Cosmic Cataclysm Allows Precise Test of Einstein’s Theory of General Relativity

Posted by in categories: energy, quantum physics

In 2019, the MAGIC telescopes detected the first Gamma Ray Burst at very high energies. This was the most intense gamma-radiation ever obtained from such a cosmic object. But the GRB data have more to offer: with further analyses, the MAGIC scientists could now confirm that the speed of light is constant in vacuum — and not dependent on energy. So, like many other tests, GRB data also corroborate Einstein’s theory of General Relativity. The study has now been published in Physical Review Letters.

Einstein’s general relativity (GR) is a beautiful theory that explains how mass and energy interact with space-time, creating a phenomenon commonly known as gravity. GR has been tested and retested in various physical situations and over many different scales, and, postulating that the speed of light is constant, it always turned out to outstandingly predict the experimental results. Nevertheless, physicists suspect that GR is not the most fundamental theory, and that there might exist an underlying quantum mechanical description of gravity, referred to as quantum gravity (QG).

Some QG theories consider that the speed of light might be energy dependent.
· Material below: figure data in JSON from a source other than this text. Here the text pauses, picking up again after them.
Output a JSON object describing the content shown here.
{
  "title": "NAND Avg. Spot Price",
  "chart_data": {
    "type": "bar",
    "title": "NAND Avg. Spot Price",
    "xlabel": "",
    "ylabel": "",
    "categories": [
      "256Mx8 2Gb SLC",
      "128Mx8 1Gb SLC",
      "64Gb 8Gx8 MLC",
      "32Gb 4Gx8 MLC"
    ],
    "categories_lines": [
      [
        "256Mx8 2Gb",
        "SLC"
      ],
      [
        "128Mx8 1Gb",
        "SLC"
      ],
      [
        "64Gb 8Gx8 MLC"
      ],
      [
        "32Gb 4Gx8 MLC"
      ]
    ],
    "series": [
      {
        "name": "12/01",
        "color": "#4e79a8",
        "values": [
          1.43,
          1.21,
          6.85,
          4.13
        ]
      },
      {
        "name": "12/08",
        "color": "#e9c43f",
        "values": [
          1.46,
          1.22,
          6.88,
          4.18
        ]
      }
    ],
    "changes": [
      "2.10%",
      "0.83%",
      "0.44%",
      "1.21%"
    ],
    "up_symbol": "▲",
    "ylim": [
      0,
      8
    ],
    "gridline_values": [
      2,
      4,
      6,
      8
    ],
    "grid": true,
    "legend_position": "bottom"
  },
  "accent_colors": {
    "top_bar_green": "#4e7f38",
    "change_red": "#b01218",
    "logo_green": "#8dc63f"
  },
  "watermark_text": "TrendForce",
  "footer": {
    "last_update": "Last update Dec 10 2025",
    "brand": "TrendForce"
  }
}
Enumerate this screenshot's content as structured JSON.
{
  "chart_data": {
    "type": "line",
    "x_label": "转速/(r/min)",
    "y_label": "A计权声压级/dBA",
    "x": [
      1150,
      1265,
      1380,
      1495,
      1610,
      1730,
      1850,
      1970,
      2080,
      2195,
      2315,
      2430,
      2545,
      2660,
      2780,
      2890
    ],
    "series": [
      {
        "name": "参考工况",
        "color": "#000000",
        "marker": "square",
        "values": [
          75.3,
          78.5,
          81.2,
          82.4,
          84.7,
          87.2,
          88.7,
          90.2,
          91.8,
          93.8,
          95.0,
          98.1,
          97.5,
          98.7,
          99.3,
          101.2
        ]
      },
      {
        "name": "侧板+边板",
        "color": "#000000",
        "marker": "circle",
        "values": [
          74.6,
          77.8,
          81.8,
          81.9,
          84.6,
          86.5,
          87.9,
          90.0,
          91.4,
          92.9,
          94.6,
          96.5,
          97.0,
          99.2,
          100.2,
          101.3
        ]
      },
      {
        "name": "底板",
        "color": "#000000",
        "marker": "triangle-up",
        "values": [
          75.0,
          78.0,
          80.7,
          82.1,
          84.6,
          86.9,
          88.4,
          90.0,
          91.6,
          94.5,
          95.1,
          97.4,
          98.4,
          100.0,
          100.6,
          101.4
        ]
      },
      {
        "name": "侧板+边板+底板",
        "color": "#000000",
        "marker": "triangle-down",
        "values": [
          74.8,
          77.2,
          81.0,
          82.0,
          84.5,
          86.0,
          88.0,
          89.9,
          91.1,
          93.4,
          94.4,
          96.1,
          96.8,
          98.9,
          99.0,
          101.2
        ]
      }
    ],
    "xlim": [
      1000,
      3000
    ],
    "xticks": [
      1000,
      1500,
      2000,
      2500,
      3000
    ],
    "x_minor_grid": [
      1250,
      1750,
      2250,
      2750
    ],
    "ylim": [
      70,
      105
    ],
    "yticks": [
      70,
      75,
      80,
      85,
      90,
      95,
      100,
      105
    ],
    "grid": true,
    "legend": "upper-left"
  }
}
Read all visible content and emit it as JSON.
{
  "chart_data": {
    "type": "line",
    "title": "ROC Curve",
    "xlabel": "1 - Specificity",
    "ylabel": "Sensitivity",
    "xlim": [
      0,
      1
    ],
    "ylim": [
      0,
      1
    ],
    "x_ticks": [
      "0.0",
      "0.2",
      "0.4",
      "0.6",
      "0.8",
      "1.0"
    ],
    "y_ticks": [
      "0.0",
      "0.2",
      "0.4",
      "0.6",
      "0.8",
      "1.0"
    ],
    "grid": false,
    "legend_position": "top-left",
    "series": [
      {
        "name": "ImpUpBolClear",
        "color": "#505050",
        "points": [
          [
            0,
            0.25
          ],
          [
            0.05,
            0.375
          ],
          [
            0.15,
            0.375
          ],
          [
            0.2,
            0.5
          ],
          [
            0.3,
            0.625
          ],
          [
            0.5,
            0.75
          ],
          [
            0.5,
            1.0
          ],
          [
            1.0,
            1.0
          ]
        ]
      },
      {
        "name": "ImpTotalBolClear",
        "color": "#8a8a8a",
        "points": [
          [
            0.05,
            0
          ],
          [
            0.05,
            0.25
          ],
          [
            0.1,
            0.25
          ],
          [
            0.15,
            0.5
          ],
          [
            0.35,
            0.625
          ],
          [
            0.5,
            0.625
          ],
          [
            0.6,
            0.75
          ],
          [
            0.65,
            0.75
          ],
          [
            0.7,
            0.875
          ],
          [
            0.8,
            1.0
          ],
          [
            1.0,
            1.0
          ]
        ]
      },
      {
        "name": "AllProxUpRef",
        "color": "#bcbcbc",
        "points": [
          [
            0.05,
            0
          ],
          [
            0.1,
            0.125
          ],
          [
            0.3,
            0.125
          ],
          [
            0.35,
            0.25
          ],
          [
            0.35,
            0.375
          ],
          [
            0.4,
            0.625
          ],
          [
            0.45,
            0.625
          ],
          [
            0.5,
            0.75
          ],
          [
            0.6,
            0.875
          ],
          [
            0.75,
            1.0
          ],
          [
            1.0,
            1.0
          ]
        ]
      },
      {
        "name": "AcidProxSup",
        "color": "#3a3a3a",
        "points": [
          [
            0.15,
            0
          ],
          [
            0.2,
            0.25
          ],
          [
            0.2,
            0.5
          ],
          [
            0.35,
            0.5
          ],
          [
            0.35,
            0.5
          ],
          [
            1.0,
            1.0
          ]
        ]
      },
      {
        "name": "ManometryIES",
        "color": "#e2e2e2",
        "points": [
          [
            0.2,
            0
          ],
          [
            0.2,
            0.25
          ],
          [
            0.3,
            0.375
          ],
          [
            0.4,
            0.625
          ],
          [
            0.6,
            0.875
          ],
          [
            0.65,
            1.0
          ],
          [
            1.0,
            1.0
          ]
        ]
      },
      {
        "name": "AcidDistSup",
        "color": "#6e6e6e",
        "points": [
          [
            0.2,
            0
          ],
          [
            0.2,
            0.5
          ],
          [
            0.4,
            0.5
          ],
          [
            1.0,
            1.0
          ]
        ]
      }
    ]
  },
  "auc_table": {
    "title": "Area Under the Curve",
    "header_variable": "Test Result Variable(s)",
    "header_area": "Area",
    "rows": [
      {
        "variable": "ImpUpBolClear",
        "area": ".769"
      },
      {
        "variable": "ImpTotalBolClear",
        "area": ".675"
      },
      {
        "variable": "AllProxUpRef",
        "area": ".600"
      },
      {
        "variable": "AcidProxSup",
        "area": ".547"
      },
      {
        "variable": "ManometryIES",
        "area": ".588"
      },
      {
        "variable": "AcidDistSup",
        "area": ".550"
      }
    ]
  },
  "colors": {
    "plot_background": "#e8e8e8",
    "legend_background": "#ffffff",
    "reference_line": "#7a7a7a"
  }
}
This hypothetical phenomenon is called Lorentz invariance violation (LIV). Its effects are thought to be too tiny to be measured, unless they are accumulated over a very long time. So how to achieve that? One solution is using signals from astronomical sources of gamma rays. Gamma-ray bursts (GRBs) are powerful and far away cosmic explosions, which emit highly variable, extremely energetic signals. They are thus excellent laboratories for experimental tests of QG. The higher energy photons are expected to be more influenced by the QG effects, and there should be plenty of those; these travel billions of years before reaching Earth, which enhances the effect.